Speaking through a Mirpuri translator he said: “I cannot exercise any rights in this country as an individual. I cannot do anything for my family, I’m just surviving on my son’s benefits.
“I cannot take my son to school if it is raining, we cannot afford a taxi.
“The police informed me about a month ago that they have cancelled my driver’s licence, according to Home Office instructions.”
Judge Nehar Bird, chairing the deportation tribunal, made it clear that the court was not currently interested in his complaints.
“Mr Khan, this hearing is to decide how to proceed forward in the hearing of your appeal. It is not here to decide whether you should be given a driving licence, whether you should be given money, whether you should be sent to detention. That’s not the purpose of the hearing,” Judge Bird said.
“This tribunal is here to decide whether the Home Office decision to deport you back to Pakistan is right or wrong, in law,” the judge added.
The two men are currently appealing a decision to deport them, following their six-year legal battle in which they lost the right to remain in the UK, despite holding dual citizenship.
The ongoing tribunal has heard that their appeal is centred on two elements – statelessness and the alleged contravention of their human rights.
Both men were issued certificates by the government of Pakistan, which they suggest represents their legal renunciation of their Pakistani nationality. If proven valid, deporting the men could effectively make them stateless, which is illegal, making the action unlawful.
However, the documents in question were issued in September 2018, after the two men had been deprived of their UK citizenship. The validity and legality of the documents is also uncertain under Pakistani law, and expert advice has been sought by Khan’s lawyers.

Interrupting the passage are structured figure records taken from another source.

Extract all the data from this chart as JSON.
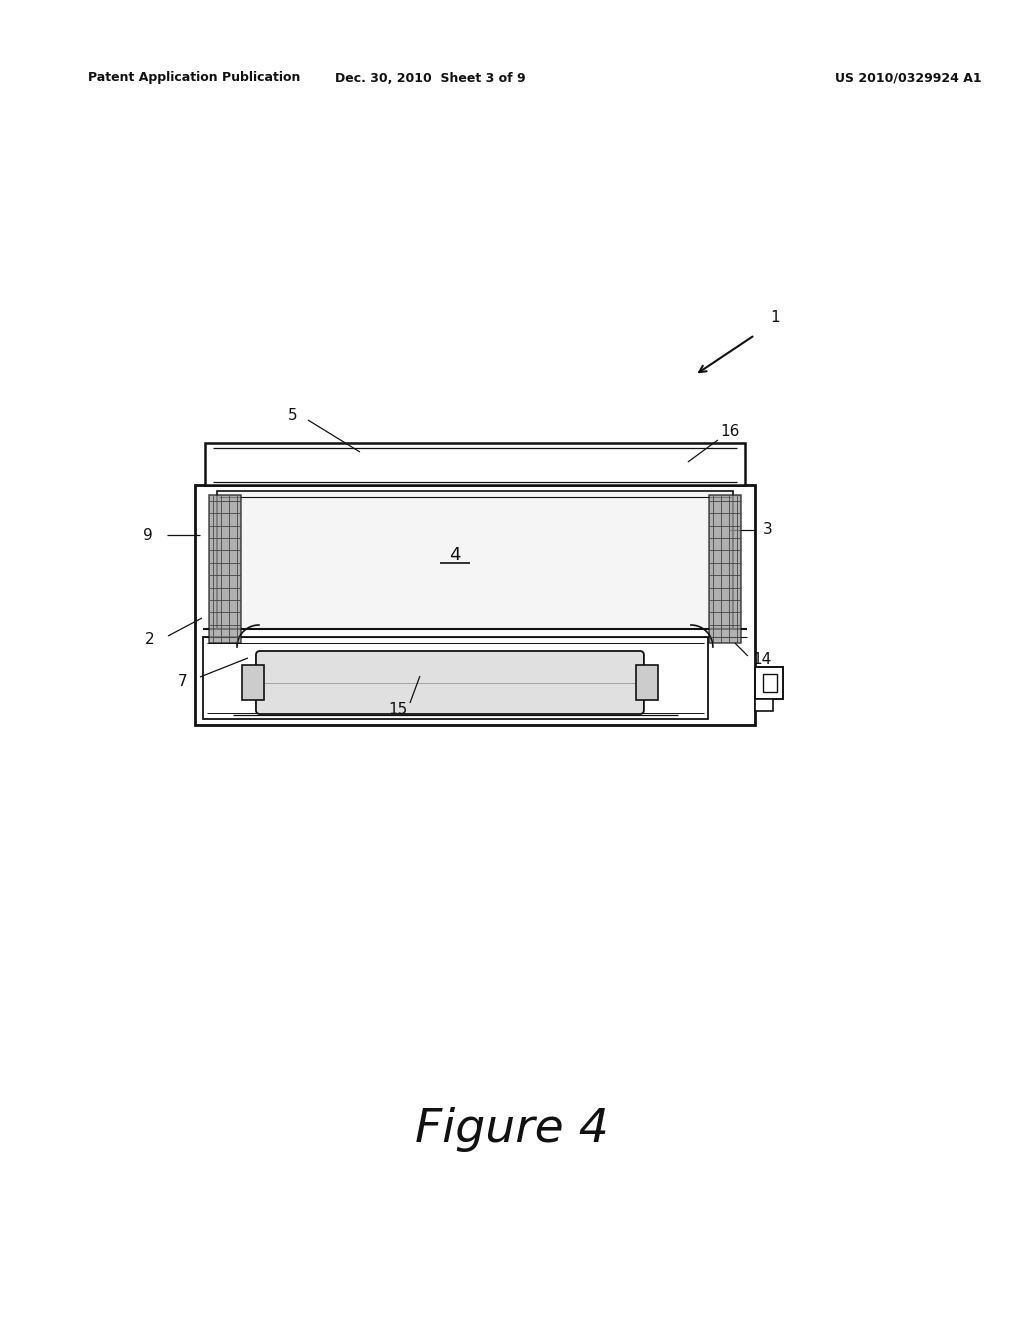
{
  "bg_color": "#ffffff",
  "header_left": "Patent Application Publication",
  "header_mid": "Dec. 30, 2010  Sheet 3 of 9",
  "header_right": "US 2010/0329924 A1",
  "figure_label": "Figure 4",
  "dark": "#111111",
  "gray_sponge": "#999999",
  "inner_fill": "#f5f5f5",
  "lamp_fill": "#e0e0e0",
  "header_fontsize": 9,
  "label_fontsize": 11,
  "figure_fontsize": 34
}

The second ground for appeal concerns the men’s rights under Article 8 of the European Convention on Human Rights, arising out of their individual circumstances and relating to their private and family life.
A hearing for a further case review will take place on 29 November, ahead of the main hearing which will likely take place sometime next year – some 10 years after the men were convicted.
As both men held dual UK-Pakistan citizenship, they were in theory liable to be deprived of their UK citizenship and deported, after Theresa May, then-home secretary, said that their deportation would be “conducive to the public good”.